但令系統沒想到的是,原本的「徐徒然」,比原定的時間,早死了一年多。
這也導致徐徒然提前甦醒。但因為儀式實際並沒有完成,所以她並沒有過去的記憶,也不知曉自己的來歷。
更不清楚自己該做什麼。
「我能有什麼辦法?只能扯個幌子,先把你唬過去。」系統道,「如果缺乏準確的自我認知,哪怕獲得力量,你也沒法迴歸原位。因此儀式還是要繼續下去的。」
而系統所能想到的補救方式,就是讓徐徒然代替原本的「徐徒然」,繼續走完她原本的人生線,直至命定的終結。

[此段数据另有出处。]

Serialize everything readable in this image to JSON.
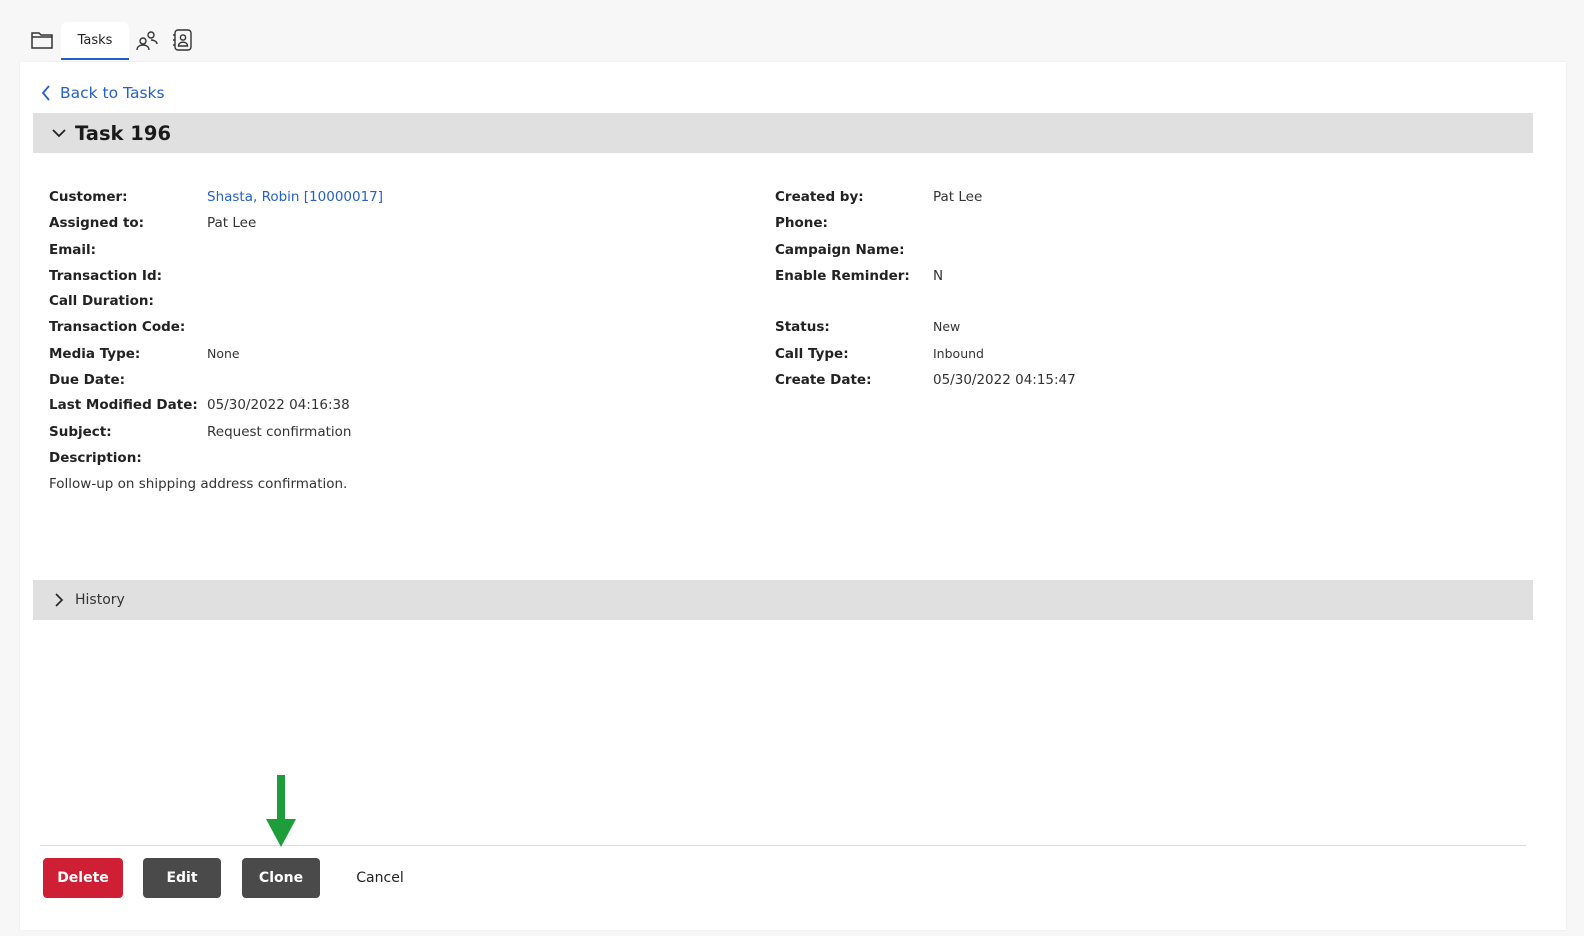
{
  "tabs": {
    "folder_icon": "folder-icon",
    "active_tab_label": "Tasks",
    "users_icon": "users-icon",
    "contact_icon": "contact-card-icon"
  },
  "back_link": {
    "label": "Back to Tasks"
  },
  "task": {
    "title": "Task 196"
  },
  "fields_left": [
    {
      "label": "Customer:",
      "value": "Shasta, Robin [10000017]"
    },
    {
      "label": "Assigned to:",
      "value": "Pat Lee"
    },
    {
      "label": "Email:",
      "value": ""
    },
    {
      "label": "Transaction Id:",
      "value": ""
    },
    {
      "label": "Call Duration:",
      "value": ""
    },
    {
      "label": "Transaction Code:",
      "value": ""
    },
    {
      "label": "Media Type:",
      "value": "None"
    },
    {
      "label": "Due Date:",
      "value": ""
    },
    {
      "label": "Last Modified Date:",
      "value": "05/30/2022 04:16:38"
    },
    {
      "label": "Subject:",
      "value": "Request confirmation"
    },
    {
      "label": "Description:",
      "value": ""
    }
  ],
  "description_text": "Follow-up on shipping address confirmation.",
  "fields_right": [
    {
      "label": "Created by:",
      "value": "Pat Lee"
    },
    {
      "label": "Phone:",
      "value": ""
    },
    {
      "label": "Campaign Name:",
      "value": ""
    },
    {
      "label": "Enable Reminder:",
      "value": "N"
    },
    {
      "label": "Status:",
      "value": "New"
    },
    {
      "label": "Call Type:",
      "value": "Inbound"
    },
    {
      "label": "Create Date:",
      "value": "05/30/2022 04:15:47"
    }
  ],
  "history": {
    "title": "History"
  },
  "actions": {
    "delete_label": "Delete",
    "edit_label": "Edit",
    "clone_label": "Clone",
    "cancel_label": "Cancel"
  },
  "colors": {
    "link": "#2660c9",
    "delete": "#cf1f34",
    "dark_button": "#4a4a4a",
    "annotation_arrow": "#1e9e3a"
  }
}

「如果儀式順利完成,長夜傾向就會直接回歸。加上已經放回你身上的預知。接下去只要將野獸與天災兩個傾向找回,並進行升級就行了。」
系統說到這兒,話語不由再次帶上了幾分崩潰:「問題是誰能想到,我就離開了那麼一會會兒——」
徐徒然:「?」
「……幾個月!」系統流暢地更改了措辭,繼續崩潰,「回來你就把混亂給堆到辰了……儀式還一點都沒推進!」
徐徒然:「……」
話說到這份上,她大概也明白自己究竟哪裡搞錯了。然而她認真回顧了兩遍當初系統的措辭,怎麼都覺得這鍋甩不到自己頭上:「是你自己說要‘作死’的啊。我這也不算理解錯吧。而且那個作死值系統一直在計分啊……」
「它本來就是你的東西。當然是你想要什麼它就給你什麼。」系統語氣透出幾分無奈,「虧我還提前對它做了設定,鬼用沒有……我早該想到的,那東西靠不住。」
「你在說什麼?」徐徒然一時沒明白過來,「什麼叫本來就是我的……」
她說到這兒,話語忽然一頓。
她這才想起來,方才這偽劣系統還說了另一句話。
它說,「加上已經放回到你身上的預知」。
她身上,什麼時候有預知了?
徐徒然默了一下,回憶起曾看到的,在作死值面板上揚起的觸手,心裡冒出一個離譜的猜測。
恰在此時,系統再次開口,語氣疲憊而沉重:
「作死值系統,是我根據當時情況臨時捏的。它本質是你一部分力量的合集。因為你要孵化,無法攜帶,所以暫時寄放在了我這裡。」
「我當時為了你能順利將儀式進行下去,特意將其中的一部分梳理了出來,以作死值系統的形式歸還給你。按照我的設定,它應當會根據你實際完成的進度,預測接下去的事態發展,給出相應的資料。而直到你走到儀式的最後一步,直面可憎物帶來的生死危機,它才會順勢解鎖新的功能,開始歸還力量。」
萬萬沒想到,徐徒然直接跳到了生死危機這一步。那作死值系統也非常上道,一個敢作,一個敢給。
徐徒然:「……」
這樣說起來,作死值系統給出的獎勵,確實都挺有預見性的——至少大部分,都能很快派上用場。
這樣說的話——
她心中一動,再次召喚出作死值面板。因為是在域中,面板也直接以具現化的形式呈現,長長的數值條在她眼前舒展,忽然彷彿活物般,輕輕蠕動了一下。
徐徒然試探著將手指探了過去。察覺到她的靠近,那長長的數值條幹脆翹了起來,用尾端在她手指上蹭了蹭,很歡快的樣子。
……果然。
徐徒然心中逐漸有了結論:「它就是預知?」
「不。」
出乎意料地,系統居然給出了否定的答案。